Overall, I find the authors’ evidence pretty compelling. Where I differ is in my approach to what it all means. To me, the biggest issue with the article is the insinuation – more evident in the media coverage than in the manuscript itself – that this is all part of some conspiracy to stigmatize and recolonize the Global South. For example, author Tobias Ide told the Atlantic, “I am not saying that everyone who focuses on climate change in Syria or Kenya is automatically promoting colonial behavior, but if there’s a connective frame it might well facilitate this kind of thinking.” Like most conspiracy theories, this claim is much more elaborate and logical than reality can support.
First, the idea that scholars studying climate change and conflict are consciously forwarding the agenda of global capital and Western hegemony is, on face, pretty far-fetched.
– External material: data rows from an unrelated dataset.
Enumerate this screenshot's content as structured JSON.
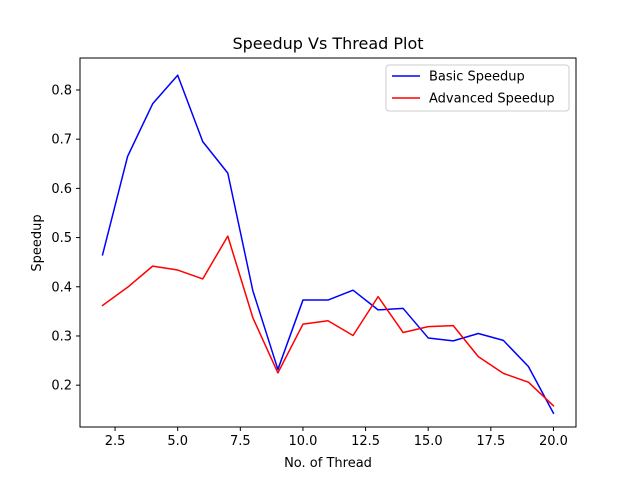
{
  "chart_data": {
    "type": "line",
    "title": "Speedup Vs Thread Plot",
    "xlabel": "No. of Thread",
    "ylabel": "Speedup",
    "xlim": [
      1.1,
      20.9
    ],
    "ylim": [
      0.115,
      0.865
    ],
    "xticks": [
      2.5,
      5.0,
      7.5,
      10.0,
      12.5,
      15.0,
      17.5,
      20.0
    ],
    "xtick_labels": [
      "2.5",
      "5.0",
      "7.5",
      "10.0",
      "12.5",
      "15.0",
      "17.5",
      "20.0"
    ],
    "yticks": [
      0.2,
      0.3,
      0.4,
      0.5,
      0.6,
      0.7,
      0.8
    ],
    "ytick_labels": [
      "0.2",
      "0.3",
      "0.4",
      "0.5",
      "0.6",
      "0.7",
      "0.8"
    ],
    "grid": false,
    "legend_position": "top-right",
    "x": [
      2,
      3,
      4,
      5,
      6,
      7,
      8,
      9,
      10,
      11,
      12,
      13,
      14,
      15,
      16,
      17,
      18,
      19,
      20
    ],
    "series": [
      {
        "name": "Basic Speedup",
        "color": "#0000ff",
        "values": [
          0.465,
          0.665,
          0.772,
          0.83,
          0.695,
          0.631,
          0.392,
          0.232,
          0.373,
          0.373,
          0.393,
          0.353,
          0.356,
          0.296,
          0.29,
          0.305,
          0.291,
          0.238,
          0.143
        ]
      },
      {
        "name": "Advanced Speedup",
        "color": "#ff0000",
        "values": [
          0.362,
          0.399,
          0.442,
          0.434,
          0.416,
          0.503,
          0.337,
          0.225,
          0.324,
          0.331,
          0.301,
          0.38,
          0.307,
          0.319,
          0.321,
          0.258,
          0.224,
          0.206,
          0.158
        ]
      }
    ]
  }
}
If anything, I’d argue the people most invested in this literature are more likely to be deeply committed to reducing the vulnerability of marginalized populations to the vicissitudes of nature than acting as agents of global capital.
Second, my own research into the streetlight effect suggests it emerges for incredibly prosaic reasons. Humans are creatures of habit and convenience. It’s not that researchers have made systematic errors, a questions Hsiang raises. Rather, it’s that on margin, it’s easier to work in places where we can speak the language, reasonably expect to do our work free from government interference or repression, and not have ourselves or our studies imperiled by political instability. And given that English is the lingua franca of scientific discourse, this tends to mean more politically open former British colonies.
These are very human desires, and they’re completely understandable without resort to a larger, more politically charged narrative. These permissive factors are, of course, tied to colonialism and histories of oppression and exploitation. But this doesn’t diminish the reality facing current researchers when they decide where to locate their analyses. One of the more powerful insights about the streetlight effect is that it imposes limits on our knowledge and the validity of entire areas of inquiry—even if the individual studies within that area of inquiry are themselves iron-clad and the researchers are operating in the best possible faith.
In sum, I think the authors have done us all a service by highlighting the nature of potential biases in climate-conflict research. We learned something new, and future assessments of the security implications of climate change will have to wrestle with this finding. Does it undermine the evidentiary basis for links between climate change and conflict? No. But it does suggest that looking where the light is may lead us to misdiagnose the conditions under which climate change may contribute to conflict—and that is not just a problem for researchers, but for the people who are most vulnerable to both climate change and conflict.